Guardian CEO Andrew Miller has been awarded a bumper salary and bonus of £2.2m despite the company losing £33.8m. Miller, who runs the Guardian News and Media group, justified the bonus because he oversaw the sale of the company’s share in the AutoTrader magazine.
Terrible results are pretty standard for the Guardian, which has been reliant on profits from the AutoTrader for years but this year saw an especially disastrous final year loss.
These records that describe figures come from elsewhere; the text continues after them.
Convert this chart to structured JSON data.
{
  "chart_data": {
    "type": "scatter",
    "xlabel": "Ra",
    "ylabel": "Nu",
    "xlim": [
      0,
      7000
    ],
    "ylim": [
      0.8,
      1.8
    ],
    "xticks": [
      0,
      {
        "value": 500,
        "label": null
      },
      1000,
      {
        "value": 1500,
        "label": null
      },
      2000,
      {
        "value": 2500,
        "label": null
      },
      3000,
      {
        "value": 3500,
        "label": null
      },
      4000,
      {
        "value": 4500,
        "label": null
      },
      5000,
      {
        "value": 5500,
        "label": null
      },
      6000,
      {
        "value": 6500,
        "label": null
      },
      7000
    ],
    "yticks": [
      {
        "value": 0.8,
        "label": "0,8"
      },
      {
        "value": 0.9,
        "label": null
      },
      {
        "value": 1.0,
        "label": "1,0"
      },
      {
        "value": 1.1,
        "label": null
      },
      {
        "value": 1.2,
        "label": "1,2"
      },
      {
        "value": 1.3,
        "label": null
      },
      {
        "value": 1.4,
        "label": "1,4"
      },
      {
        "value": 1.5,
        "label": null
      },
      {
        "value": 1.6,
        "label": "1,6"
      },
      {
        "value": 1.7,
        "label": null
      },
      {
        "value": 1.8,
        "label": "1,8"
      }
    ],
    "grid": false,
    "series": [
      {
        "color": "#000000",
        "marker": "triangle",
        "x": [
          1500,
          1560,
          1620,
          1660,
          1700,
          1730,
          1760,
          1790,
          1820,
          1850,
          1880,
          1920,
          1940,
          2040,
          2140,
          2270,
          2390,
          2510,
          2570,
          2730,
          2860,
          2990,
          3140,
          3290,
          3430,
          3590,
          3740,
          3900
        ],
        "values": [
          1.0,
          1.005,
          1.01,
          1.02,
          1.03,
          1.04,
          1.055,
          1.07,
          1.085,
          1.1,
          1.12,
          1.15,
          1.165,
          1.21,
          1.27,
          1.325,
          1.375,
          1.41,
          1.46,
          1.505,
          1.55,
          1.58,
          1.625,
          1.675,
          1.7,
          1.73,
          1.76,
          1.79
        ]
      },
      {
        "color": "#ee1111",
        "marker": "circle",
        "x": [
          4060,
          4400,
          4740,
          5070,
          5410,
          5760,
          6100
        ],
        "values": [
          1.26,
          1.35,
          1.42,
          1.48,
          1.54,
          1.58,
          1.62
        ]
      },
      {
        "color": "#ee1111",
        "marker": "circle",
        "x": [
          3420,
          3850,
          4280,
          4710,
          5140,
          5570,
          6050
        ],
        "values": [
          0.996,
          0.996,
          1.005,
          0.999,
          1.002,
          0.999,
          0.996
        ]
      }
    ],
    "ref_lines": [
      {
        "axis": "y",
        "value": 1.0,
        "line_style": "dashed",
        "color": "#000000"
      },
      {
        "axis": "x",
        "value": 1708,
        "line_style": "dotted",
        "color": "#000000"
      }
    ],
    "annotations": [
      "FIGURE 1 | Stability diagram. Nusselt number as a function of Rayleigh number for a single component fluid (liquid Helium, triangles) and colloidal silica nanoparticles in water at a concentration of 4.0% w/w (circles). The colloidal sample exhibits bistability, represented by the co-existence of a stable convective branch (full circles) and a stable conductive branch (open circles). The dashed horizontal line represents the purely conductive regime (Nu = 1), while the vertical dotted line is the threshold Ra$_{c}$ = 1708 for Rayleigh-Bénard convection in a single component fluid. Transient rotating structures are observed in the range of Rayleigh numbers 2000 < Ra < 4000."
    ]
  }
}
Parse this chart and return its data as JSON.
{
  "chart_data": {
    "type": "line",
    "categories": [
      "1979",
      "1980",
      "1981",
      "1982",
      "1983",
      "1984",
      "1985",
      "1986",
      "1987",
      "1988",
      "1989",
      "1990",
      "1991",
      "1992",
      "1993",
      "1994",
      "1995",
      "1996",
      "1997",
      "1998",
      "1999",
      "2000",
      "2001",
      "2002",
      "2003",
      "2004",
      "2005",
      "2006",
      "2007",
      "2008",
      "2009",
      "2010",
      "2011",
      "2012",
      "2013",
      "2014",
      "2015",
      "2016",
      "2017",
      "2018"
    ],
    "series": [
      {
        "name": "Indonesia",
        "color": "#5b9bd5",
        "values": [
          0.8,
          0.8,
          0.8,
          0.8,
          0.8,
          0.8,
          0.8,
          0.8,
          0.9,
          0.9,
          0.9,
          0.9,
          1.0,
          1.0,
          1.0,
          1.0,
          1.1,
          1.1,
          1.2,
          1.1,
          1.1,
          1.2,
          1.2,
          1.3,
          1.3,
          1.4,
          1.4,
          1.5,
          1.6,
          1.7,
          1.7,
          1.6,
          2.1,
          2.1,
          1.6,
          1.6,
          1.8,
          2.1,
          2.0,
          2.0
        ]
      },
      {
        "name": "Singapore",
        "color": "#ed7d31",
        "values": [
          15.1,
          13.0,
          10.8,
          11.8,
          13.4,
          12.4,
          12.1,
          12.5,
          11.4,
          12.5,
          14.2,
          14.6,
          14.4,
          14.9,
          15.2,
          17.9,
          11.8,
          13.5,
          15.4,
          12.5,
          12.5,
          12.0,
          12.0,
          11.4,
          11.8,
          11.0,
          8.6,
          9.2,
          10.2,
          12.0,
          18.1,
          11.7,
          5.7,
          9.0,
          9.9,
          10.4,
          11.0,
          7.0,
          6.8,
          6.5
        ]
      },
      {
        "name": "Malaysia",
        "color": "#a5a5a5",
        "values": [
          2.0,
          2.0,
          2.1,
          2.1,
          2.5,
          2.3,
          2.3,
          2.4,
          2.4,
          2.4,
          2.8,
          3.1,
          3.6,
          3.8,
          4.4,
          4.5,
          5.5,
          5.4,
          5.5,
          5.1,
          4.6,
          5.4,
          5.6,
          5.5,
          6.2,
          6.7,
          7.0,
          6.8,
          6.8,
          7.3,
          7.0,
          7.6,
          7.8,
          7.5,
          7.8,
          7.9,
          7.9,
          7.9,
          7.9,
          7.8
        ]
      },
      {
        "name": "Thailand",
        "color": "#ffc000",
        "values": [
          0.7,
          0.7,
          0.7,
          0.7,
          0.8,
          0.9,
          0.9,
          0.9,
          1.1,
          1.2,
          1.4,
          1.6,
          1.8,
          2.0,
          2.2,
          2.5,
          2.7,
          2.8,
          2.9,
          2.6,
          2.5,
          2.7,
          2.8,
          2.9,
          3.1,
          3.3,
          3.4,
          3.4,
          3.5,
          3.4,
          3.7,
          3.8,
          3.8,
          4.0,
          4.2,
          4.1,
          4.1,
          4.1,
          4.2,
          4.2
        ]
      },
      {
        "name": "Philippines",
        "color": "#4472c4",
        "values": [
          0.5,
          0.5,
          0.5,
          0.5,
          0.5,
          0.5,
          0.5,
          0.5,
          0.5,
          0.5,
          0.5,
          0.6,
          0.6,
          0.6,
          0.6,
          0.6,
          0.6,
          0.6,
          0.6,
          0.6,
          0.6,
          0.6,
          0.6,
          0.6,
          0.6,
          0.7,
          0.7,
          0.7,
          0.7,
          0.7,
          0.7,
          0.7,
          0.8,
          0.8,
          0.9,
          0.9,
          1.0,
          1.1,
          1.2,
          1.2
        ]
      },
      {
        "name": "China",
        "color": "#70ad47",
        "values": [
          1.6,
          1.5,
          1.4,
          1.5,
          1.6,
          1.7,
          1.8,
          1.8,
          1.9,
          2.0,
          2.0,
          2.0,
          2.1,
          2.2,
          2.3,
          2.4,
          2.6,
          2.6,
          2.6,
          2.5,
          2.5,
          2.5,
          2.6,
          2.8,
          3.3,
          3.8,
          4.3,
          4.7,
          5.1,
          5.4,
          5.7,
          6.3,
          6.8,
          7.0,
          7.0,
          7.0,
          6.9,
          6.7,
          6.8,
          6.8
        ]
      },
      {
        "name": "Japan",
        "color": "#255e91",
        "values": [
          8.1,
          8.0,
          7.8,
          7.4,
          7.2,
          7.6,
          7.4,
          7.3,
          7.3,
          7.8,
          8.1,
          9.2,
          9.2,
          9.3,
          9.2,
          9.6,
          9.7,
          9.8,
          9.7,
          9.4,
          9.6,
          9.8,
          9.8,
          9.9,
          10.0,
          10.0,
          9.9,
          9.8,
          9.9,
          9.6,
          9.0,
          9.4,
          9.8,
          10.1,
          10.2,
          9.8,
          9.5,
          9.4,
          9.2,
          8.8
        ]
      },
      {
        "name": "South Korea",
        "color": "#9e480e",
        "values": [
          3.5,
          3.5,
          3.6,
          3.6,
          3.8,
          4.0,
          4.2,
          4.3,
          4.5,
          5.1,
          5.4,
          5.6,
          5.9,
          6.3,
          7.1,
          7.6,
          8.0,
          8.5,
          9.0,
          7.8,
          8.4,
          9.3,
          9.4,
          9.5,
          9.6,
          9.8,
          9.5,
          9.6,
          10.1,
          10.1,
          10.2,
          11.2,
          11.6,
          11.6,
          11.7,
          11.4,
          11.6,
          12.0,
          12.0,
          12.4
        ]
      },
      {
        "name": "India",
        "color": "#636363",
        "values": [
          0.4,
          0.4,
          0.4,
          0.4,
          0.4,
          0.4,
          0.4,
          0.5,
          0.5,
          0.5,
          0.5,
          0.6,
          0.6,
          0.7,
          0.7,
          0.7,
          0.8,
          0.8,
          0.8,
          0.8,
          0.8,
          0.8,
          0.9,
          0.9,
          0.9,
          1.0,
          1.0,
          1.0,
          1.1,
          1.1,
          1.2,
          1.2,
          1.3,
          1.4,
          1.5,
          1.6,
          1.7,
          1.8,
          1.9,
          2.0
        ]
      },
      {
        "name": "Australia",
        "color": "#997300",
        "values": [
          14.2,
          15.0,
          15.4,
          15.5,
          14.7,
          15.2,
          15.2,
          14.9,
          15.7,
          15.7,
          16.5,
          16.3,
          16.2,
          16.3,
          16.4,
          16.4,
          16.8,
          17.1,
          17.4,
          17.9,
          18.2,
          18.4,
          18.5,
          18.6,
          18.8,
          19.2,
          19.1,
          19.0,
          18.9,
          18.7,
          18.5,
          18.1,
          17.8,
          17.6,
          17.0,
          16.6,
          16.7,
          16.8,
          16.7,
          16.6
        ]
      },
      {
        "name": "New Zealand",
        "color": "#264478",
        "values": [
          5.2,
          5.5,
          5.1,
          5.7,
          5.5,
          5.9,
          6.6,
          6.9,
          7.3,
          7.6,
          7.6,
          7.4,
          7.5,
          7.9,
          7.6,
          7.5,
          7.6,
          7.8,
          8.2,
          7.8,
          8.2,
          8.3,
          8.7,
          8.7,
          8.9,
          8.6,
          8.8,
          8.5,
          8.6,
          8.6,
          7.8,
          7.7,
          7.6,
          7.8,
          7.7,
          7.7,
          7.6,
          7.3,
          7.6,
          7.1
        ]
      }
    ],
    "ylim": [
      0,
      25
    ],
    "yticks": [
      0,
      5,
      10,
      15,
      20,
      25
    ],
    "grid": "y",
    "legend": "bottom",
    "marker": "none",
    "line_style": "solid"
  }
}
What is unusual is that they have chosen to richly reward their CEO despite losing a fortune.
He got a £1.4 million “long-term” bonus, on top of his salary of £696,000, with some other benefits thrown in as well. The package made him one of the best paid media bosses in the country, whilst presiding over one of the least successful media companies.
It was not all bad news for the group though, as turnover climbed by seven percent to £210.2 million, largely due to digital growing by a quarter to £69.5 million. However print revenues stayed “broadly flat” according to the More Media Nonsense Blog.
Also the sale of AutoTrader means that the Guardian Media Group (GMG) itself made a profit on paper of £549.2 million. But this was only because it banked £619 million from selling its fifty percent stake in Trader Media Group, owner of Auto Trader, to Apax Partners. Had it not sold AutoTrader, GMG would also have made a huge loss.
Despite the company’s ‘holier than thou’ reputation it has also profited from tax dodges in recent years. As reported on the Guido Fawkes blog, the company avoided stamp duty due to a complicated arrangement in the Cayman Islands.
Tax lawyers at GMG have ensured that this year it paid just £1.4 million in corporation tax. The company insists that the profits from the sale of AutoTrader were not liable for tax under the Substantial Shareholdings Exemption rule. A matter that is likely to cause some debate.
In 2013 Andrew Miller admitted that the Guardian Newspaper had no future and was likely to go fully online within the next few years.